Dalı Yok, Budağı Yok!..
Genç iki orman köylüsü, eşeklerinin sırtında ormana çalı çırpı toplamaya giderler. Akşama kadar korkulu haller içinde, eşeklerine oradan buradan topladıkları dalı, budağı sararlar. Hava kararmadan ve ormancıya yakalanmadan köyün yolunu tutarlar; Ama ne var ki ormandan çıkacakları vakit, kendilerini daha önce bir kaç defa uyarmış olan, ormancıya yakalanırlar. Ormancı genç köylüleri, üzerine dal - budak sarılmış eşekleri ile birlikte jandarmaya teslim eder. Jandarma bir taraftan işlem yapar, diğer taraftan akşam yemeği ile gençlerin karınlarını doyurur. Geceyi karakolda geçirirler. Kahvaltıdan sonra, hakimin karşısına çıkarlar. Hakim yürürlükteki orman kanununa muhaletten (çalı - çırpı, dal - budak toplayıp satmak eyleminden) gençlerin tek celsede tutuklanmasına karar verir.
İlçede cezaevi olmadığı için, Kahramanmaraş ilindeki cezaevine konulurlar. Eşekler de kanıt ve eyleme yardımcı olmaktan bir müddet alıkonulmuş olsalar da bir zaman sonra gençlerin köydeki ailelerine teslim edilirler.
Gel zaman git zaman cezalarını çeken gençler, bir sabah ceza evinden öğlen vakti salınırlar. Dışarı çıkan gençler şaşkındırlar. Kahramanmaraş’ı o zamana kadar hiç görmemişlerdir. Yol - iz bilmemektedirler. Ceplerinde acıkan karınlarını doyuracak ve sonrasında da ilçelerine gidecek yol paraları yoktur.
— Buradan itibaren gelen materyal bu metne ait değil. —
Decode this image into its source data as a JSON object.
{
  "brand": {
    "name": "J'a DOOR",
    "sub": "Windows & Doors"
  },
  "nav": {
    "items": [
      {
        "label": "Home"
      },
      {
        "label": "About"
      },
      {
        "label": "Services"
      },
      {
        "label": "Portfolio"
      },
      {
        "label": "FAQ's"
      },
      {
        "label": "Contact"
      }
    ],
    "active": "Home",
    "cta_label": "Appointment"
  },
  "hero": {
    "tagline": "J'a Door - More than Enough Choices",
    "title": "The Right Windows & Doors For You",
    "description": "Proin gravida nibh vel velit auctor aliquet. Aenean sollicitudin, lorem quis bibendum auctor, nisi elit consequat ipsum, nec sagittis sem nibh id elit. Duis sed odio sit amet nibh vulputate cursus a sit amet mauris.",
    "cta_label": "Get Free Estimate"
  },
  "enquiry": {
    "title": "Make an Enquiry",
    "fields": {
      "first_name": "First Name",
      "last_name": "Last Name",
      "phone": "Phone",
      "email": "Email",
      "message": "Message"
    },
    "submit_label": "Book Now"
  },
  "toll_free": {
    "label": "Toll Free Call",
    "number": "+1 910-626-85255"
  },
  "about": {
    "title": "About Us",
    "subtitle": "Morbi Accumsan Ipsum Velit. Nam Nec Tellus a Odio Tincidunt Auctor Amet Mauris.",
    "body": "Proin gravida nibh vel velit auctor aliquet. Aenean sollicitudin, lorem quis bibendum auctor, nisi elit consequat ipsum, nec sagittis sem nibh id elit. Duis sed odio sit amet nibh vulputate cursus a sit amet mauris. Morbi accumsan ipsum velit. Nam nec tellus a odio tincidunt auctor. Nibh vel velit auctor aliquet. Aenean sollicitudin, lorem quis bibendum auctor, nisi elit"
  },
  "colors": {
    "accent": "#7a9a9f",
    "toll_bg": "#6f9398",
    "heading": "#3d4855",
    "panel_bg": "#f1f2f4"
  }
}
Tanıdık kimseleri olmayan gençler, pazar yerinde otururken yanlarına bir adam yaklaşır.
Adam: “Karpuz indirmekten anlar mısınız?” diye sorar.
Gençler ayağa kalkar, yarı bellerine kadar eğilir: “Ağam bu bizim mesleğimizdir!” diye cevap verirler.
Peki, der adam; “Şu gördüğünüz karpuzları indirin, hem karpuz hem de para vereyim size.”
Gençler birbirlerine bakar, Allah’a şükür eder, hemen işe koyulurlar. İş planı yapılmıştır. Biri kamyonun üstüne çıkar, diğeri aşağıda bekler. Kamyonun üstündeki tuttuğu karpuzu aşağıdakine atacak, aşağıdaki karpuzu tutup yere dizecektir; ama terslik daha ilk karpuzda başlar. Birinci karpuzu aşağıdaki tutamaz, karpuz düştüğü yerde kırk parça olur.
Abi kusura bakma, “ pırttı “ der.
İkinci karpuzu da tutamaz o da parçalanınca “Abi valla bu da elimden kaydı.” der.
Üçüncüsü de omuzundan aşağı düşünce, yukarıda ki arkadaşına seslenir.
“Oğlum ben buradayım ya! Nereye atıyorsun koskoca karpuzu?” der.
Duruma kızan pazarcı: “Lan! Alın şu kırdıklarınızı defolun gidin.” der.
Gençler çaresizdir. Kırdıkları karpuzları kucaklarına toplar, bir kenara oturur, aç karınlarını karpuzla doyurmaya başlarlar. Karınları doymaya başlayınca akılları başlarına gelen ve bunca zamandır çalı çırpı ile haşir neşir olan geçlerden biri diğerine; “Yahu kardeşim, bu karpuzun da dalı yok budağı yok, neresinden tutacaksın, yusyuvarlak bir şey, neresinden tutarsan tut, elinden pırtıyor der.
Genç, oduncu köylü kardeşimizin söylediği son söz çok hoşuma gitti. Doğru söylüyorlar.
Hayatın içinde dosdoğru veya çalı- çırpı işleri ile uğraşanlar, yuvarlak işlerden hoşlanmazlar. Çünki yuvarlak işlerin çoğu zaman, önü- arkası- sağı- solu belli olmaz endişesi ile, uzak dururlar. Hayat da bazen böyle yusyuvarlak değil mi? Neresinden tutarsan tut, nasıl tutarsan tut, insanın ya elinde kalıyor, ya pırtıyor, ya kayıyor ya da uçup gidiyor.